Nagios provides a very powerful feature called adaptive monitoring that allows the modification of various check-related parameters on the fly. This is done by sending a command to the Nagios external command pipe.
The first thing that can be changed on the fly is the command to be executed by Nagios, along with the attributes that will be passed to it-an equivalent of the check_command
directive in the object definition. In order to do that we can use the CHANGE_HOST_CHECK_COMMAND
or CHANGE_SVC_CHECK_COMMAND
command. These require the hostname, or the hostname and service description, and the check command as arguments.
This can be used to actually change how hosts or services are checked, or to only modify parameters that are passed to the check commands-for example, a check for ping latency can be modified based on whether a primary or a backup connection is used. An example to change a check command of a service, which changes the command and its specified parameters, is as follows:
[1206096000] CHANGE_SVC_CHECK_COMMAND;linux1;PING;check_ping!500.0,50%
A similar possibility is to change the custom variables that are used later in a check command. An example where the following command and service are used is:
define command { command_name check-ping command_line $USER1$/check_ping -H $HOSTADDRESS$ -p $_SERVICEPACKETS$ -w $_SERVICEWARNING$ -c $_SERVICECRITICAL$ } define service { host_name linux2 service_description PING use ping check_command check-ping _PACKETS 5 _WARNING 100.0,40% _CRITICAL 300.0,60% }
This example is very similar to the one we saw earlier. The main benefit is that parameters can be set independently—for example, one event handler might modify the number of packets to send while another one can modify the warning and/or critical state limits.

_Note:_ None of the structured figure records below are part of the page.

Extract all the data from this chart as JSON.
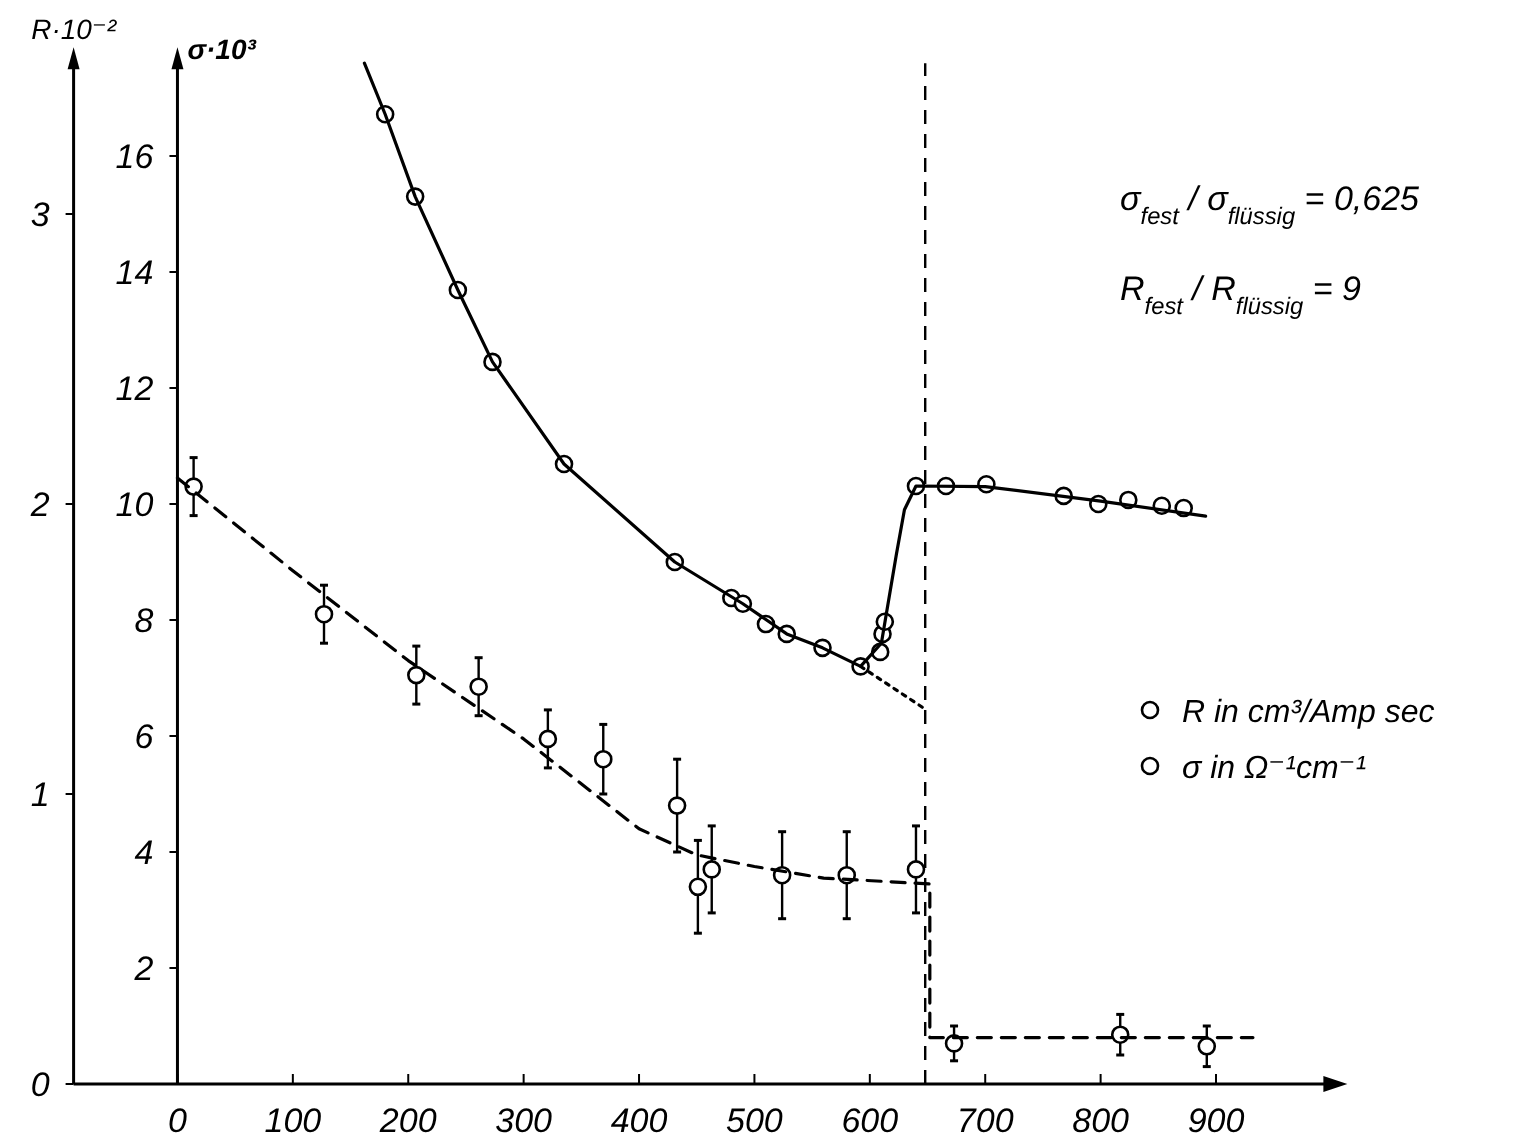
{
  "chart_data": {
    "type": "scatter",
    "ylabel": "R·10⁻²",
    "y2label": "σ·10³",
    "xlim": [
      -90,
      1000
    ],
    "xticks": [
      0,
      100,
      200,
      300,
      400,
      500,
      600,
      700,
      800,
      900
    ],
    "ylim": [
      0,
      3.52
    ],
    "yticks": [
      0,
      1,
      2,
      3
    ],
    "y2lim": [
      0,
      17.6
    ],
    "y2ticks": [
      2,
      4,
      6,
      8,
      10,
      12,
      14,
      16
    ],
    "marker": "circle",
    "legend": "right",
    "series": [
      {
        "name": "R in cm³/Amp sec",
        "axis": "y",
        "color": "#000000",
        "x": [
          14,
          127,
          207,
          261,
          321,
          369,
          433,
          451,
          463,
          524,
          580,
          640,
          673,
          817,
          892
        ],
        "values": [
          2.06,
          1.62,
          1.41,
          1.37,
          1.19,
          1.12,
          0.96,
          0.68,
          0.74,
          0.72,
          0.72,
          0.74,
          0.14,
          0.17,
          0.13
        ],
        "errors": [
          0.1,
          0.1,
          0.1,
          0.1,
          0.1,
          0.12,
          0.16,
          0.16,
          0.15,
          0.15,
          0.15,
          0.15,
          0.06,
          0.07,
          0.07
        ]
      },
      {
        "name": "σ in Ω⁻¹cm⁻¹",
        "axis": "y2",
        "color": "#000000",
        "x": [
          180,
          206,
          243,
          273,
          335,
          431,
          480,
          490,
          510,
          528,
          559,
          592,
          609,
          611,
          613,
          640,
          666,
          701,
          768,
          798,
          824,
          853,
          872
        ],
        "values": [
          16.72,
          15.3,
          13.69,
          12.45,
          10.69,
          9.0,
          8.38,
          8.28,
          7.93,
          7.76,
          7.52,
          7.2,
          7.45,
          7.76,
          7.97,
          10.31,
          10.31,
          10.34,
          10.14,
          10.0,
          10.07,
          9.97,
          9.93
        ]
      },
      {
        "type": "line",
        "marker": "none",
        "axis": "y2",
        "color": "#000000",
        "line_style": "solid",
        "x": [
          162,
          180,
          206,
          243,
          273,
          335,
          431,
          490,
          528,
          559,
          592,
          610,
          623,
          630,
          640,
          700,
          800,
          891
        ],
        "values": [
          17.6,
          16.72,
          15.3,
          13.69,
          12.45,
          10.69,
          9.0,
          8.28,
          7.76,
          7.52,
          7.2,
          7.6,
          9.13,
          9.9,
          10.31,
          10.3,
          10.05,
          9.79
        ]
      },
      {
        "type": "line",
        "marker": "none",
        "axis": "y2",
        "color": "#000000",
        "line_style": "dotted",
        "x": [
          592,
          649
        ],
        "values": [
          7.2,
          6.45
        ]
      },
      {
        "type": "line",
        "marker": "none",
        "axis": "y",
        "color": "#000000",
        "line_style": "dashed",
        "x": [
          0,
          100,
          200,
          300,
          400,
          450,
          500,
          560,
          652,
          652,
          932
        ],
        "values": [
          2.09,
          1.77,
          1.46,
          1.19,
          0.88,
          0.79,
          0.75,
          0.71,
          0.69,
          0.16,
          0.16
        ]
      }
    ],
    "ref_lines": [
      {
        "axis": "x",
        "value": 648,
        "line_style": "dashed"
      }
    ],
    "annotations": [
      "σ$_{fest}$ / σ$_{flüssig}$ = 0,625",
      "R$_{fest}$ / R$_{flüssig}$ = 9"
    ]
  }
}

The following is an example to modify the warning level for the ping service on a linux1
host:
[1206096000] CHANGE_CUSTOM_SVC_VAR;linux1;PING;_WARNING;500.0,50%
It is also possible to modify event handlers on the fly. This can be used to enable or disable scripts that try to resolve a problem. To do this, you need to use the CHANGE_HOST_EVENT_HANDLER
and CHANGE_SVC_EVENT_HANDLER
commands.
In order to set an event handler command for the Apache2 service mentioned previously in this section, you need to send the following command:
[1206096000] CHANGE_SVC_EVENT_HANDLER;localhost;webserver; restart-apache2
Please note that setting an empty event handler disables any previous event handlers for this host or service. The same comment also applies for modifying the check command definition. In case you are modifying commands or event handlers, please make sure that the corresponding command definitions actually exist; otherwise, Nagios might reject your modifications.
Another feature that you can use to fine-tune the execution of checks is the ability to modify the time period during which a check should be performed. This is done with the CHANGE_HOST_CHECK_TIMEPERIOD
and CHANGE_SVC_CHECK_TIMEPERIOD
commands. Similar to the previous commands, these accept the host, or host and service names, and the new time period to be set. See the following example:
[1206096000] CHANGE_SVC_CHECK_TIMEPERIOD;localhost;webserver; workinghours
As is the case with command names, you need to make sure that the time period you are requesting to be set exists in the Nagios configuration. Otherwise, Nagios will ignore this command and leave the current check time period.
Nagios also allows modifying intervals between checks—both for the normal checks, and retrying during soft states. This is done through the CHANGE_NORMAL_HOST_CHECK_
, CHANGE_RETRY_HOST_CHECK_INTERVAL
, CHANGE_NORMAL_SVC_CHECK_INTERVAL
,and CHANGE_RETRY_SVC_CHECK_INTERVAL
commands. All of these commands require passing the host, or the host and service names, as well as the intervals that should be set.
A typical example of when intervals would be modified on the fly is when the priority of a host or service relies on other parameters in your network. An example might be a failover server—which will only be run if the primary server is down.
Making sure that the host and all of the services on it are working properly is very important before actually performing scheduled backups. During idle time, its priority might be much lower. Another issue might be that monitoring the failover server should be performed more often in case the primary server fails.
An example to modify the normal interval for a host to every 15 minutes is as follows:
[1206096000] CHANGE_NORMAL_HOST_CHECK_INTERVAL;backupserver;15
There is also the possibility to modify how many checks need to be performed before a state is considered to be hard. The commands for this are CHANGE_MAX_HOST_CHECK_ATTEMPTS
and CHANGE_MAX_SVC_CHECK_ATTEMPTS
The following is an example command to modify max retries for a host to 5
:
[1206096000] CHANGE_MAX_HOST_CHECK_ATTEMPTS;linux1;5
There are many more commands that allow the fine tuning of monitoring and check settings on the fly. It is recommended that you get acquainted with all of the external commands that your version of Nagios supports, as mentioned in the section introducing the external commands pipe.